Here, we see that both the modulo operator and multiplication have the same quantity precedence. If we want to override the supersede of additional operators, we will use parentheses for the surrounding operation.

Example:

>>> 4 * 10 % (12 - 9)

1

% operator for finding the odd and even number

This operator allows us to find if a number is odd or even.

Example:

student_age = int(input("what is your age"))

For checking any remainders in student's age, we will use the modulo operator of Python. Contents of the 'if' statement will run if no 'remainder' is there. Or else our else statement will run.

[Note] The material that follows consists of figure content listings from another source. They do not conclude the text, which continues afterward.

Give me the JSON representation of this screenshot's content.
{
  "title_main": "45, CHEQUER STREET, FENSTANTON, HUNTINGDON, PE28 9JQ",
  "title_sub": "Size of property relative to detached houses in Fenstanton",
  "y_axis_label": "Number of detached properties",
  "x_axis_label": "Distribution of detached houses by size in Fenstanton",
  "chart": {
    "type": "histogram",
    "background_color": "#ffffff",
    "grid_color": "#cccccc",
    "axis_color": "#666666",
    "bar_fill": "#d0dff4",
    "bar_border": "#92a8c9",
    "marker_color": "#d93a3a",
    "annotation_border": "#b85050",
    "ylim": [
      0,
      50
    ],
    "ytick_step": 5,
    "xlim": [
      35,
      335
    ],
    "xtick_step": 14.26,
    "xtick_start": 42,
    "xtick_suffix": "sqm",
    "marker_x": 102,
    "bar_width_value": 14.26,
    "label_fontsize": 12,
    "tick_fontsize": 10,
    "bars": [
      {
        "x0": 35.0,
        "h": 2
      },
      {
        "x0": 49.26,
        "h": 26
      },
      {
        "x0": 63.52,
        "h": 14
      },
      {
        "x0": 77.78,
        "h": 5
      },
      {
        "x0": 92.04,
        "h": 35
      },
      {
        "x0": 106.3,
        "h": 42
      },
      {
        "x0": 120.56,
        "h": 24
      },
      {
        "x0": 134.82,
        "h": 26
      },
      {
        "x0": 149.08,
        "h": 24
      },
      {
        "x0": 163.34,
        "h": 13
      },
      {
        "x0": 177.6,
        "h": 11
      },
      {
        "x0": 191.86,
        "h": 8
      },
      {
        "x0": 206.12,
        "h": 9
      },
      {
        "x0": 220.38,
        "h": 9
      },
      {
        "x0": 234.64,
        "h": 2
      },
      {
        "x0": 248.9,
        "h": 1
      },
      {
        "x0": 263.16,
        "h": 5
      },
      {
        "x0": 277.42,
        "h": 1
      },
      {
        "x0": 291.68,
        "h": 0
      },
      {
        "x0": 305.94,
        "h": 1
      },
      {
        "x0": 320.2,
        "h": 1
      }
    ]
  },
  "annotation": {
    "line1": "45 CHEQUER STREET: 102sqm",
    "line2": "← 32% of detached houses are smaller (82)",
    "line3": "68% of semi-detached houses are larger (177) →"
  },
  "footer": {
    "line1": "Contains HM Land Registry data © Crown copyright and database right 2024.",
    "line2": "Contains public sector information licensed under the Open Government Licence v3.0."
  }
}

Let's insert age: 7 into our program.

Output:

% Modulus of a Negative Number

We can use the modulus operator of a negative number. To get a deep understanding, refer to the example below.

Example:

while True:
     x = input('Do you want to continue(Y/N)?')
     if x.upper() != 'Y':
        break
#input two integer number and store it into x and y
x = int(input('First number: '))
y = int(input('Second number: '))
print("Modulus of negative number is: ",x,"%",y," = ",x % y, sep = " ")
print("Modulus of negative number is: ",y,"%",x," = ",y % x, sep = " ")

Output:

Program to Reverse a number:

numb = 6280
rev_num = 0

while numb != 0:
    digit = numb % 10
    rev_num = rev_num * 10 + digit
    numb //= 10

print("The reversed number: " + str(rev_num))

Output:

Conclusion

In this tutorial, we have learned various ways to use the modulus operator in Python. We can use this operator with divmod(), int, and float. We have also got some idea of the precedence rule which we follow to avoid any errors in the program.

We also learned that we use the modulus operator to find the odd numbers in a given range and reverse a number using modulo operator. The real-world and industry-level use of this operator is endless.